Abeyta also opened a virtual academy in the fall of 2020 for students who could not return to in-class instruction due to family or personal needs. “Everyone has different circumstances,” she says, noting that enrollment at both schools is “really on a case-by-case basis.”
Like many districts working to provide students with more mental health support, Chelsea has increased the number of school counselors and social workers. The support, which includes teletherapy, was offered during summer school this year as well.

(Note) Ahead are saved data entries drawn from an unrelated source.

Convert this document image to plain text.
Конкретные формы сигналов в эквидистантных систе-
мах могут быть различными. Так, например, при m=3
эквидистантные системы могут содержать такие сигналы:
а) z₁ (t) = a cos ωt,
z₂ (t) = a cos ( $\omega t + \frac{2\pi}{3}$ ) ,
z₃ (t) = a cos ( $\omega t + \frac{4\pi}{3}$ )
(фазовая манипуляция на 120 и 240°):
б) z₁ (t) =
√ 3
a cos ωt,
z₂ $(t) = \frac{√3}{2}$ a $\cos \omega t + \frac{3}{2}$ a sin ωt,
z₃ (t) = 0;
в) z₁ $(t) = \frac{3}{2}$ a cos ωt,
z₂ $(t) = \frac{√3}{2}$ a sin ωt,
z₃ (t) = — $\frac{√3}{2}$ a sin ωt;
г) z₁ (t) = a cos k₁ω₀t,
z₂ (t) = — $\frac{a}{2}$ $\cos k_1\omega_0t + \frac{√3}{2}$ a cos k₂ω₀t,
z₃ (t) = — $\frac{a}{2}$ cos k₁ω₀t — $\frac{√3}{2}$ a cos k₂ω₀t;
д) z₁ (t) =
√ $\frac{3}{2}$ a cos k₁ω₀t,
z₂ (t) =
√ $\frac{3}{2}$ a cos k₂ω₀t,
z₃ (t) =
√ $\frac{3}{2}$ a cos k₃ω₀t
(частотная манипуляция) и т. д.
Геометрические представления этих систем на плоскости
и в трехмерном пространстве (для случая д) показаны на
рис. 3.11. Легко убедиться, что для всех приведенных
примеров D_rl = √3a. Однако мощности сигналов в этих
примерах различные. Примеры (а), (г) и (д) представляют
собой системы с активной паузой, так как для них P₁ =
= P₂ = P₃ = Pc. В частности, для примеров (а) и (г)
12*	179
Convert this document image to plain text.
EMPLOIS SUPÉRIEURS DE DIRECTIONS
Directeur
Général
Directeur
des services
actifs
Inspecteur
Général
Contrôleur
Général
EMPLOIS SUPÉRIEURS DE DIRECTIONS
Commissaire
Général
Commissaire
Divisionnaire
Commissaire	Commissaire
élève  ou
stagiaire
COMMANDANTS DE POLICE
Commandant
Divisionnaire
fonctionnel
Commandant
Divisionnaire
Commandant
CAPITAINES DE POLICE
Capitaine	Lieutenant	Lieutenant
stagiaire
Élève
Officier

“The pandemic was very hard on everyone, especially at the beginning,” Abeyta says. “But it provided us with an opportunity to rethink how we deliver instruction, the services we provide, and how we are meeting our students’ needs. And it is a reminder that if we want them to graduate, we must meet them where they are.”
Fail forward
In December 2021, AASA put together a group of superintendents with CEOs from the private and nonprofit sectors to look at ways to redesign schools. The result: A report listing 12 challenges that schools should take on, including personalized instruction, social and emotional learning, year-round schools, equity, and what 21st century graduates should know by the end of their high school experience.
“We can’t be teaching students things they can Google,” says Schuler, whose district is one of 12 identified as models by AASA. “Anyone that has a system that looks the same as it did 20 years ago is not preparing the next generation for the talent pipeline this economy needs.”
In Georgia, 12 districts have started a Deeper Learning Network, partnering with state organizations to re-examine how schools operate. Michael Duncan, superintendent of Pike County Schools, a 3,000-student district located 60 miles south of Atlanta, says the goal is to “find out what kids don’t know instead of learning what kids can do” on standardized tests.
“Two decades of high-stakes testing has led professionals in education to simply default to teaching the test, and they are not providing opportunities for students to demonstrate their learning in different ways,” Duncan says. “I understand why we do that, why we have a system that ranks and sorts students, because it’s important to make sure that we are providing equitable services and allocating resources where they’re needed. But if we want to fundamentally change education, we have to move away from what kids know to what they can do with what they know.”
In Township District 214, schools operate on a traditional calendar, with classes starting in mid-August and running through mid-May. High school students can take classes in 44 career pathways—a 45th coming in 2023 will focus on sustainability and renewable energy—and participate in one or more external work-based learning experiences prior to graduation.
“How many students graduate from our schools is not nearly as important as how successful they are after they graduate,” Schuler says. “Students need to have permission to dream and innovate for the future. They need to know if everything doesn’t work that it’s OK. We encourage our kids to fail forward. If something doesn’t work, we call it version 1.0.”
Schuler continues: “I’m done with the whole concept of seeing students take the most (Advanced Placement) courses, staying up until 2 a.m. to do their homework and working full time. If we’re preparing kids for adulthood, how is staying up until 2 a.m. every night just so they can collect accolades good for them? If that’s the model, then we’re not ensuring that they have experiences that are relevant and engaging, where the student feels like they have value and worth.”
Transcend’s Wood agrees. “We believe outcomes are really critical, but we must have a much broader scope in terms of education,” she says. “The key is not losing what we’ve learned from the accountability movement in terms of its deep focus on data and disaggregating that data, because those insights are critical, and we don’t want to lose them. But that’s only one part of the journey.”